En ese intento de quién sabe qué, Catalina, ya habiendo hecho contacto visual con Damián y corroborado su presencia, supo entonces que nada más había por hacer. Obviamente, después de mirarlo con los ojos inyectados en sangre, le dijo:
—¡Basura! —Lo señaló y sentenció—: Estás muerto. —Luego giró sobre sí misma y comenzó a bajar las escaleras.
En ese preciso instante, no hay nada que pensar. No sabría si por instinto, por obligación moral, por orgullo o vaya uno a saber por qué, pero tenemos que salir corriendo detrás de nuestra esposa (nuestro único infinito terrenal) y no dejarla ir con esa espeluznante imagen de nosotros. Bajo ese principio se gestó el inicio del fin. Medio dormido, descalzo, despeinado y en ropa interior, corrió «heroicamente» tras ella hasta el segundo escalón de la escalera, donde el destino quiso que las vueltas de la vida comenzaran.

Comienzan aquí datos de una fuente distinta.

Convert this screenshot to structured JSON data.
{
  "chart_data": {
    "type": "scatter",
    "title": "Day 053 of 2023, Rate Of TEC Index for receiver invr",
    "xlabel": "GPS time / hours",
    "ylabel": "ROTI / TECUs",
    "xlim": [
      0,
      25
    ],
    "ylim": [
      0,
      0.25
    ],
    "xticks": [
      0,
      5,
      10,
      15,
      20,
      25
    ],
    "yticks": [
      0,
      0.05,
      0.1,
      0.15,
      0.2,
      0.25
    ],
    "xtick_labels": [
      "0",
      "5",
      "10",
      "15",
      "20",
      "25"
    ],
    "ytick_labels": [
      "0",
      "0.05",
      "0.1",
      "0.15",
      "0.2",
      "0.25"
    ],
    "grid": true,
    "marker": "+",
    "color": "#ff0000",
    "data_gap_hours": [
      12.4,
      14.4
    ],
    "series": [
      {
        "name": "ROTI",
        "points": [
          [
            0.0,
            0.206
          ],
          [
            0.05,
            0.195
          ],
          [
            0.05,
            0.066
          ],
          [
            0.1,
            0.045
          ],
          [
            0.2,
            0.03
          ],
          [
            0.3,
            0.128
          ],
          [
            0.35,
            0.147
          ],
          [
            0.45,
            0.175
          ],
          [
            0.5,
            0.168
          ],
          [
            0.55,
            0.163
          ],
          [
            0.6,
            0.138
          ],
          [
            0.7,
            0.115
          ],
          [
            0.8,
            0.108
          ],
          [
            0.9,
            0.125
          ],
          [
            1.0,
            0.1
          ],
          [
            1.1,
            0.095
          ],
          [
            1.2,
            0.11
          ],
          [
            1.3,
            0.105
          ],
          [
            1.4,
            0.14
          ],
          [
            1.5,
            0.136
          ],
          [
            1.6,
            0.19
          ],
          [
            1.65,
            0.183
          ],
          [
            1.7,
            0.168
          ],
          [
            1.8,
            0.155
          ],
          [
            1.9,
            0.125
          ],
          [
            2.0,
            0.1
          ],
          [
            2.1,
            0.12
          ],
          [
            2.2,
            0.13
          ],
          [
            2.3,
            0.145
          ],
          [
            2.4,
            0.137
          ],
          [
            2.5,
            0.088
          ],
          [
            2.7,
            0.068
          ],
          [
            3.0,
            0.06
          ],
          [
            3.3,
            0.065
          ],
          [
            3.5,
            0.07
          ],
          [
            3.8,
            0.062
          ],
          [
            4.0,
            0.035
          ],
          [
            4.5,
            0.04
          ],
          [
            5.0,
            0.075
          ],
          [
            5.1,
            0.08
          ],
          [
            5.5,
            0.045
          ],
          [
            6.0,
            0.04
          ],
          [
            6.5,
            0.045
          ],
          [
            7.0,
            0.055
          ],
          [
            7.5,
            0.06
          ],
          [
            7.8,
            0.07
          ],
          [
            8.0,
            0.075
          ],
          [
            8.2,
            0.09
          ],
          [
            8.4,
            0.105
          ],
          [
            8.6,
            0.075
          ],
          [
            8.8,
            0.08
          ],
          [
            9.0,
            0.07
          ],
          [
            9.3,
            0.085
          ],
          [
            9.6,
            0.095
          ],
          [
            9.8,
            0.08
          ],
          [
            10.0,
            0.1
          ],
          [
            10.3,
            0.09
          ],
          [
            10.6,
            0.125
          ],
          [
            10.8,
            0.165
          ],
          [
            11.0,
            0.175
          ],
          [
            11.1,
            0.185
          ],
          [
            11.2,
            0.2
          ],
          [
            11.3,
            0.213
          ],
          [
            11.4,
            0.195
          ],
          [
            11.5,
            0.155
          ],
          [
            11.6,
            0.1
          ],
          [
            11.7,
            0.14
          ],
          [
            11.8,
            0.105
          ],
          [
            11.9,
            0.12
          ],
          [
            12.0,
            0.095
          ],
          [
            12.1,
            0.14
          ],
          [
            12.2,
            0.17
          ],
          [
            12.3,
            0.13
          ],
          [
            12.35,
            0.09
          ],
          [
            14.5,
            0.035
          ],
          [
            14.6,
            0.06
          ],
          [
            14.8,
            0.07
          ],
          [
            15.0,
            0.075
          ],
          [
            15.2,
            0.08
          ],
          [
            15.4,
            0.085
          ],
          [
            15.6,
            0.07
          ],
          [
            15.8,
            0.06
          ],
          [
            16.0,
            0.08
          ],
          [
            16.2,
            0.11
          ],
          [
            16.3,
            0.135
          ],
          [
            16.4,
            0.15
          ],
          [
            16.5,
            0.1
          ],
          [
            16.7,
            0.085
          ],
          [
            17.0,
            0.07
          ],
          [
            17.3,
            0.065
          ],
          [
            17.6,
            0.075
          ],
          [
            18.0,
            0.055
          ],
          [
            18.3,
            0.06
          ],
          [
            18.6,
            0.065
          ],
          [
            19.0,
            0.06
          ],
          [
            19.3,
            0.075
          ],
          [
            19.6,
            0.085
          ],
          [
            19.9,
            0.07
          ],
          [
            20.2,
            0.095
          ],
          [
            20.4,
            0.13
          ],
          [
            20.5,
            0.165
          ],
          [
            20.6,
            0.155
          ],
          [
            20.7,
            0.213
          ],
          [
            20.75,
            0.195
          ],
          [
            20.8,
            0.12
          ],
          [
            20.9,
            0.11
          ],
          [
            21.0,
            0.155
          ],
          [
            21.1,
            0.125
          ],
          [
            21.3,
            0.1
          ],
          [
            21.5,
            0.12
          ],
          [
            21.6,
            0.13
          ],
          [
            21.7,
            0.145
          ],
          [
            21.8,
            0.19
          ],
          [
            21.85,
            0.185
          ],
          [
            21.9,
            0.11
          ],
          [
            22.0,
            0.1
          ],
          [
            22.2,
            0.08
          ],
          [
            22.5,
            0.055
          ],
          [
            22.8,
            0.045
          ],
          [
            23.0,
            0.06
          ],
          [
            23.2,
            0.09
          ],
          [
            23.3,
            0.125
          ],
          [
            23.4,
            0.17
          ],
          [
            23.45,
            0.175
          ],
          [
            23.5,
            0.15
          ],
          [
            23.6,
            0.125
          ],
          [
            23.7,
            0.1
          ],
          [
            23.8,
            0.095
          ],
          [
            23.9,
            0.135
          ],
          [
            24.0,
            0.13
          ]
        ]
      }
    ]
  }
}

Las vueltas de la vida terminaron recién en el entrepiso. Camila se asomó a la baranda de la escalera con cara de asombro, sin poder creer que hubiera salido eyectado tras Catalina. Cuando lo vio desparramado en el descanso, se llevó una mano a la boca y quedó inerte, observando todo.
Desde abajo, tal vez al sentir que las vueltas de la vida lo estarían lanzando hacia ella, Catalina detuvo su carrera y, preocupada por mi estado, volvió sobre sus pasos. Todas las puertas comenzaban a abrirse, mientras Catalina buscaba el celular en su cartera para pedir una ambulancia.
Dos horas más tarde, comenzaban las cirugías en la pierna. Mala pata la de Damián, muy cierto, pero una serie de imágenes quedó grabada en su memoria para siempre como una cicatriz. Los rostros, los gestos, las sensaciones. Todo converge en algún punto del espacio-tiempo y la cabeza reconoce haber descubierto, quién sabe en qué espacio del infinito, una película que nos revela todo. En ese instante todo recobra su sentido.
Despertó un día después, con su pijama de ocasión y la pierna sostenida por una cuerda, completamente extendida y contenida por un yeso enorme, la cabeza vendada como una momia mal armada y todo ese cablerío de rigor conectado a su cuerpo. Catalina estaba ahí, sentada a un lado de la cama. El sol del atardecer entraba por las ventanas de la habitación y acariciaba su cara sin maquillaje y semidormida. Siempre supo lo que quería. Pero a veces, cuando uno tropieza, no puede ver otra cosa que su caída.